Ironically, were it not for current scandals and legal crises, the outlook for cultural assimilation would look rather favourable. The dilemma of sectarian assimilation--that mitigation of doctrinal rigidity and intolerance will alter the fundamental nature and spiritual integrity of the movement-does not seem insuperable in the light of the current extension of American religious pluralism. Televangelists such as Jimmy Swaggert continually proclaim intolerant formulations in which not only non-Christian faiths but also many churches are accused of implicitly serving Satan. Although religious conflict is now growing in the United States, Americans will probably be compelled to accustom themselves to intolerant sectarian faiths in their midst challenging the liberal consensus. The adaptations in the direction of moderation which zealous sects must make (see Rochford, 1985:269-75 on Hare Krishna efforts to develop a positive public image) are thus less substantial than might otherwise be the case.
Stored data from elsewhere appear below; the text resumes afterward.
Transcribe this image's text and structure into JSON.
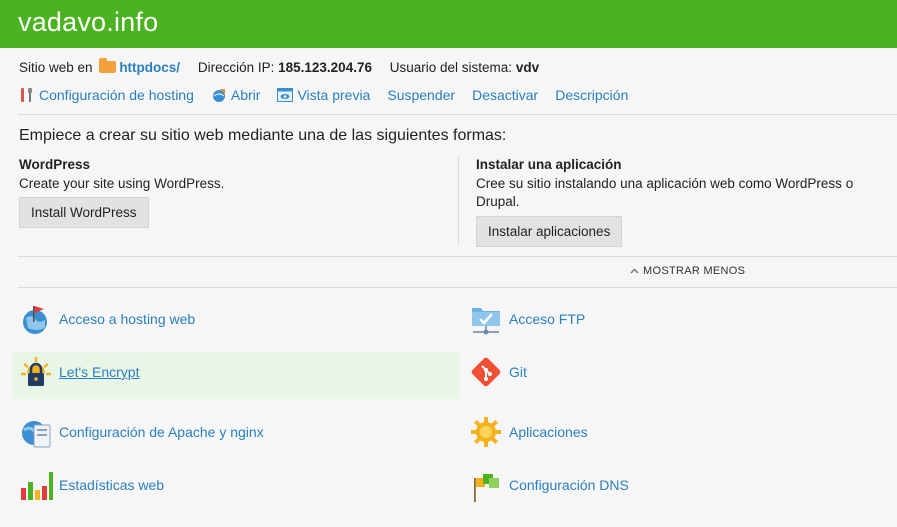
{
  "header": {
    "title": "vadavo.info"
  },
  "info": {
    "site_prefix": "Sitio web en",
    "site_folder": "httpdocs/",
    "ip_label": "Dirección IP:",
    "ip_value": "185.123.204.76",
    "user_label": "Usuario del sistema:",
    "user_value": "vdv"
  },
  "actions": [
    {
      "label": "Configuración de hosting",
      "icon": "hosting-settings-icon"
    },
    {
      "label": "Abrir",
      "icon": "open-globe-icon"
    },
    {
      "label": "Vista previa",
      "icon": "preview-icon"
    },
    {
      "label": "Suspender"
    },
    {
      "label": "Desactivar"
    },
    {
      "label": "Descripción"
    }
  ],
  "intro": "Empiece a crear su sitio web mediante una de las siguientes formas:",
  "wordpress": {
    "heading": "WordPress",
    "text": "Create your site using WordPress.",
    "button": "Install WordPress"
  },
  "apps": {
    "heading": "Instalar una aplicación",
    "text_line1": "Cree su sitio instalando una aplicación web como WordPress o",
    "text_line2": "Drupal.",
    "button": "Instalar aplicaciones"
  },
  "toggle": {
    "label": "MOSTRAR MENOS"
  },
  "tools": [
    {
      "label": "Acceso a hosting web",
      "icon": "globe-flag-icon"
    },
    {
      "label": "Acceso FTP",
      "icon": "ftp-folder-icon"
    },
    {
      "label": "Let's Encrypt",
      "icon": "lock-sun-icon"
    },
    {
      "label": "Git",
      "icon": "git-icon"
    },
    {
      "label": "Configuración de Apache y nginx",
      "icon": "server-globe-icon"
    },
    {
      "label": "Aplicaciones",
      "icon": "gear-icon"
    },
    {
      "label": "Estadísticas web",
      "icon": "bar-chart-icon"
    },
    {
      "label": "Configuración DNS",
      "icon": "dns-flags-icon"
    }
  ],
  "colors": {
    "header": "#4ab31f",
    "link": "#2a7fc0",
    "highlight": "#eaf6e5"
  }
}
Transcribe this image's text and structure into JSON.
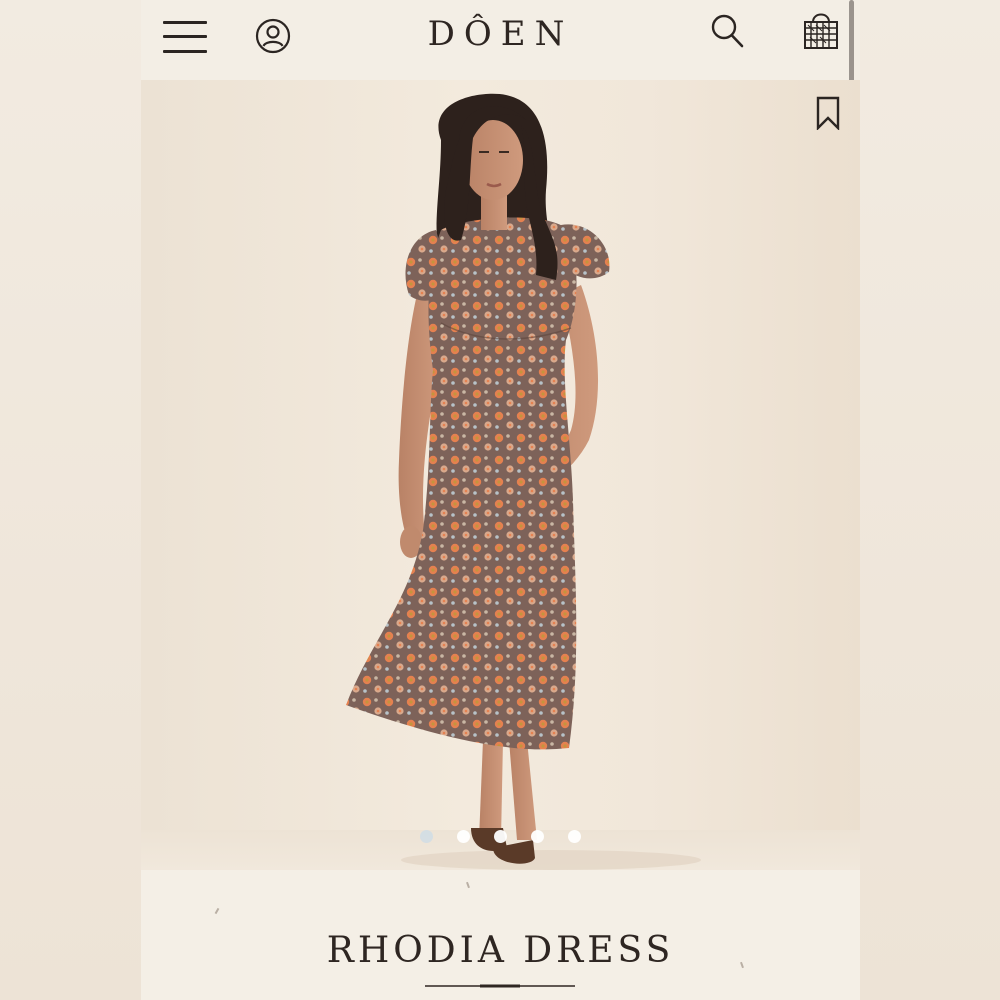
{
  "header": {
    "logo": "DÔEN"
  },
  "product": {
    "title": "RHODIA DRESS",
    "image_count": 5,
    "active_image_index": 0
  },
  "colors": {
    "background": "#f4efe6",
    "text": "#2e2622",
    "dress_base": "#7a5f57",
    "dress_flower": "#e07a4b"
  },
  "icons": {
    "menu": "hamburger-icon",
    "account": "account-icon",
    "search": "search-icon",
    "cart": "basket-icon",
    "save": "bookmark-icon"
  }
}
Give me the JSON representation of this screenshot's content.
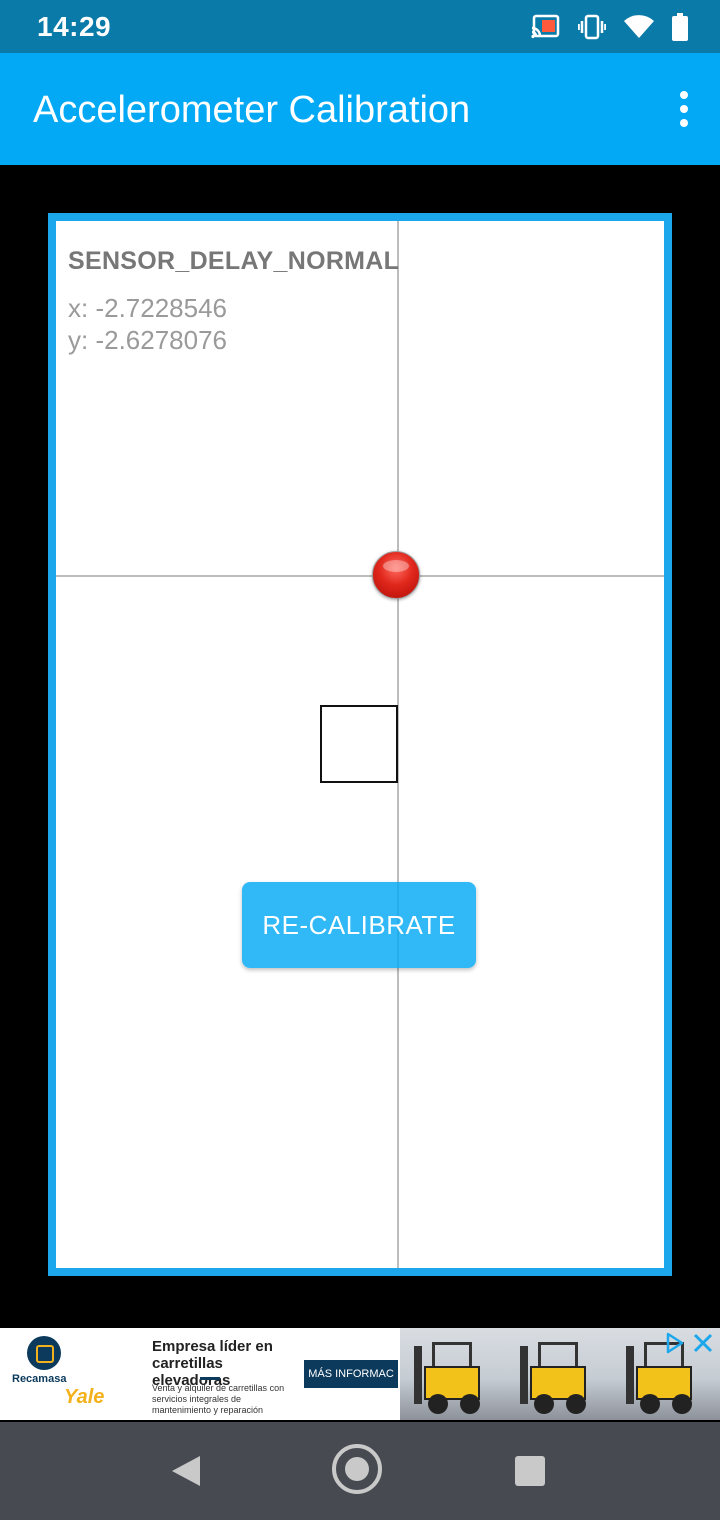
{
  "status_bar": {
    "time": "14:29",
    "icons": [
      "cast-icon",
      "vibrate-icon",
      "wifi-icon",
      "battery-icon"
    ]
  },
  "app_bar": {
    "title": "Accelerometer Calibration",
    "overflow_icon": "more-vert-icon"
  },
  "calibration": {
    "mode": "SENSOR_DELAY_NORMAL",
    "x_reading": "x: -2.7228546",
    "y_reading": "y: -2.6278076",
    "recalibrate_label": "RE-CALIBRATE"
  },
  "ad": {
    "brand": "Recamasa",
    "brand2": "Yale",
    "headline": "Empresa líder en carretillas elevadoras",
    "body": "Venta y alquiler de carretillas con servicios integrales de mantenimiento y reparación",
    "cta": "MÁS INFORMAC",
    "choices_icons": [
      "adchoices-icon",
      "close-icon"
    ]
  },
  "nav_bar": {
    "icons": [
      "back-icon",
      "home-icon",
      "recents-icon"
    ]
  },
  "colors": {
    "status_bar": "#0a7aa8",
    "app_bar": "#03a9f4",
    "board_border": "#1ca7ec",
    "ball": "#e0271c",
    "button": "#03a9f4",
    "nav_bar": "#474b51"
  }
}
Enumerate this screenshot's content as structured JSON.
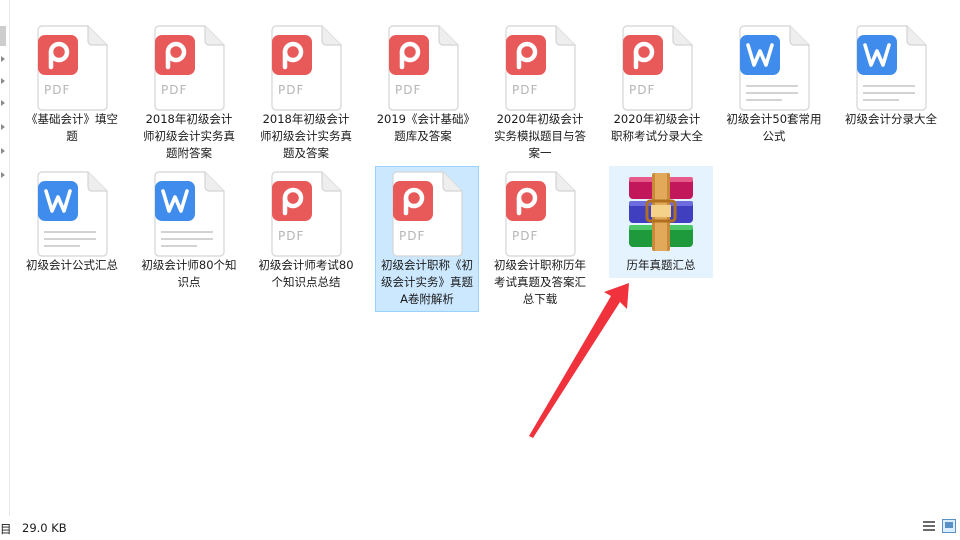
{
  "files": [
    {
      "name": "《基础会计》填空题",
      "type": "pdf",
      "icon": "pdf-file-icon"
    },
    {
      "name": "2018年初级会计师初级会计实务真题附答案",
      "type": "pdf",
      "icon": "pdf-file-icon"
    },
    {
      "name": "2018年初级会计师初级会计实务真题及答案",
      "type": "pdf",
      "icon": "pdf-file-icon"
    },
    {
      "name": "2019《会计基础》题库及答案",
      "type": "pdf",
      "icon": "pdf-file-icon"
    },
    {
      "name": "2020年初级会计实务模拟题目与答案一",
      "type": "pdf",
      "icon": "pdf-file-icon"
    },
    {
      "name": "2020年初级会计职称考试分录大全",
      "type": "pdf",
      "icon": "pdf-file-icon"
    },
    {
      "name": "初级会计50套常用公式",
      "type": "word",
      "icon": "word-file-icon"
    },
    {
      "name": "初级会计分录大全",
      "type": "word",
      "icon": "word-file-icon"
    },
    {
      "name": "初级会计公式汇总",
      "type": "word",
      "icon": "word-file-icon"
    },
    {
      "name": "初级会计师80个知识点",
      "type": "word",
      "icon": "word-file-icon"
    },
    {
      "name": "初级会计师考试80个知识点总结",
      "type": "pdf",
      "icon": "pdf-file-icon"
    },
    {
      "name": "初级会计职称《初级会计实务》真题A卷附解析",
      "type": "pdf",
      "icon": "pdf-file-icon",
      "state": "selected"
    },
    {
      "name": "初级会计职称历年考试真题及答案汇总下载",
      "type": "pdf",
      "icon": "pdf-file-icon"
    },
    {
      "name": "历年真题汇总",
      "type": "archive",
      "icon": "winrar-archive-icon",
      "state": "hover"
    }
  ],
  "pdf_badge_text": "PDF",
  "status": {
    "left_text": "目",
    "size_text": "29.0 KB"
  },
  "colors": {
    "selected_bg": "#cce8ff",
    "pdf_red": "#e85a5a",
    "word_blue": "#3f8cec",
    "annotation_arrow": "#f0323c"
  }
}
Unfortunately the present legal problems of the movement and the tangible transgressions (for example, violence, sale of contraband) which may have intensified these problems cannot be automatically assumed to be merely fortuitous consequences of the personalities of certain regional leaders. The scholarly observer must inquire whether the interesting mixture of relativism and absolutism in the ISKCON worldview has contributed to the current crisis by implying that any means to spread the word (for example, 'stealing for Krishna'-see Rochford, 1985:198-99) is legitimate and that, moreover, conventional moral rules are illusory emanations of maya. The primacy of charismatic authority in the Krishna symbolic universe has also contributed to volatility and factionalism (Rochford, 1985:221-254) and has permitted the dangerous eccentricities of youthful regional leaders to flourish in the post-Prabhupada period. It is possible that the elements of intolerance, practical absolutism, cosmic relativism, and need for charismatic authority which are combined in ISKCON render the movement's stable institutionalisation and evolution of a modus vivendi with the broader society very difficult, at least in the absence of a strong but moderate single leader.